Сознание историческое, но еще борющееся с релятивистскими ходами мысли, не привыкшее и пока не желающее привыкать к безостановочному скольжению смыслов; уход в глубь истории, но не ради истории, а для того, чтобы остановиться на абсолютной прочности, но только уже не в риторике, а в самой правде, исконности. «Каждый пусть будет, по-своему, греком! Но только пусть будет!» [650] — эти слова принадлежат Гете и произнесены поздно — в 1817 г. Однако именно такое ощущение — ощущение необходимости стать греком — пронизывает культуру конца XVIII в., и этот призыв слышит каждый чуткий художник — Гете, Карстенс, Жак Луи Давид, Гельдерлин. Все разные художественные миры: Давид и Гельдерлин, даже Гете и Карстенс, поскольку Гете долгое время не был в состоянии почувствовать Карстенса, его замыслы и устремления. Греция — не просто устремленность к идеалу, реальному или выдуманному, а наклон самой эпохи в эту сторону греческого, так концы узнают себя в началах.
Гете в конце века работал над эпосом об Ахилле, почитая за честь быть одним из гомеридов. Любая субъективность мечты и порыва здесь поддерживается исторической возможностью. Непонятные современникам взлеты и восторги Гельдерлина, отпечатлевшие неповторимость на редкость своеобразного творческого дарования, коренятся в том же стремлении быть греком — среди греков, в идее экстатической полноты жизненного бытия в греческом духе. Это была уже мысль Винкельмана, но едва ли, стремясь воплотить ее, он не оставался в пределах риторических форм культуры, на учено-гуманистический лад. Ведь можно, по примеру гуманистов, разыгрывать пиры, но это и будет только спектакль, воплощение готового слова культуры. Гете, работая над «Ахиллеидой», довольно скоро убедился, что нельзя следовать Гомеру на риторический манер, т. е. повторяя и варьируя уже сказанное. Дело ведь было в большем — в жизненной полноте, не в слове, не в тексте, а в обратном им — в самой жизни. Само слово может стремиться стать отпечатком такой жизненной полноты и подлинности, но уже не как готовое слово риторической культуры.

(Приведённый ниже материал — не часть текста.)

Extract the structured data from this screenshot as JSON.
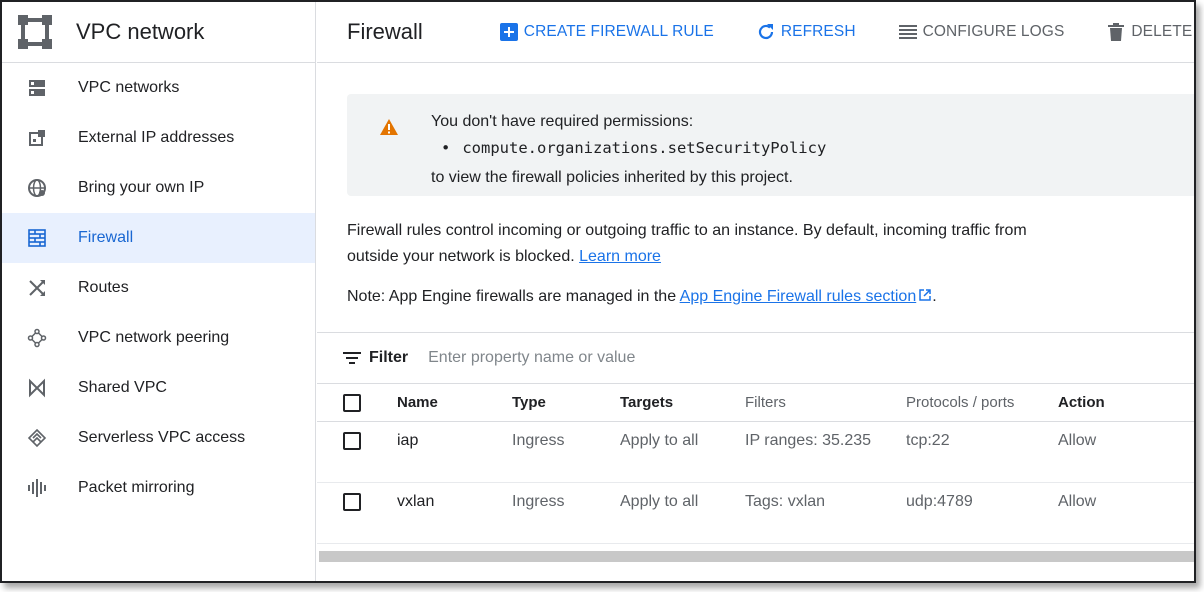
{
  "colors": {
    "accent": "#1a73e8",
    "active_bg": "#e8f0fe",
    "warning": "#e37400",
    "muted_text": "#5f6368"
  },
  "sidebar": {
    "product_title": "VPC network",
    "product_icon": "vpc-network-logo-icon",
    "items": [
      {
        "label": "VPC networks",
        "icon": "vpc-networks-icon",
        "active": false
      },
      {
        "label": "External IP addresses",
        "icon": "external-ip-icon",
        "active": false
      },
      {
        "label": "Bring your own IP",
        "icon": "globe-icon",
        "active": false
      },
      {
        "label": "Firewall",
        "icon": "firewall-brick-icon",
        "active": true
      },
      {
        "label": "Routes",
        "icon": "routes-icon",
        "active": false
      },
      {
        "label": "VPC network peering",
        "icon": "peering-icon",
        "active": false
      },
      {
        "label": "Shared VPC",
        "icon": "shared-vpc-icon",
        "active": false
      },
      {
        "label": "Serverless VPC access",
        "icon": "serverless-vpc-icon",
        "active": false
      },
      {
        "label": "Packet mirroring",
        "icon": "packet-mirroring-icon",
        "active": false
      }
    ]
  },
  "toolbar": {
    "page_title": "Firewall",
    "create_label": "CREATE FIREWALL RULE",
    "refresh_label": "REFRESH",
    "configure_logs_label": "CONFIGURE LOGS",
    "delete_label": "DELETE"
  },
  "warning": {
    "line1": "You don't have required permissions:",
    "permission": "compute.organizations.setSecurityPolicy",
    "line3": "to view the firewall policies inherited by this project."
  },
  "description": {
    "text": "Firewall rules control incoming or outgoing traffic to an instance. By default, incoming traffic from outside your network is blocked.",
    "learn_more": "Learn more"
  },
  "note": {
    "prefix": "Note: App Engine firewalls are managed in the",
    "link": "App Engine Firewall rules section",
    "suffix": "."
  },
  "filter": {
    "label": "Filter",
    "placeholder": "Enter property name or value"
  },
  "table": {
    "columns": [
      "Name",
      "Type",
      "Targets",
      "Filters",
      "Protocols / ports",
      "Action"
    ],
    "rows": [
      {
        "name": "iap",
        "type": "Ingress",
        "targets": "Apply to all",
        "filters": "IP ranges: 35.235",
        "protocols": "tcp:22",
        "action": "Allow"
      },
      {
        "name": "vxlan",
        "type": "Ingress",
        "targets": "Apply to all",
        "filters": "Tags: vxlan",
        "protocols": "udp:4789",
        "action": "Allow"
      }
    ]
  }
}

И, с другой стороны, эта тяга прочь от готового слова, от заданных форм миропонимания, объясняет нам, почему сами вещи в античном стиле приобретают в эту переходную эпоху особое значение. Подражание и мода, т. е. нечто само по себе весьма условное и поверхностное, в это время — и, может быть, ни в какое иное — несут на себе отражение глубины замыслов. Более того, мода и проявляет, правда, крайне поверхностным образом, то, что было задумано по существу. Сама мода, преодолев игривость рококо, безусловно устремлена к подлинности, насколько вообще способна ее достигать.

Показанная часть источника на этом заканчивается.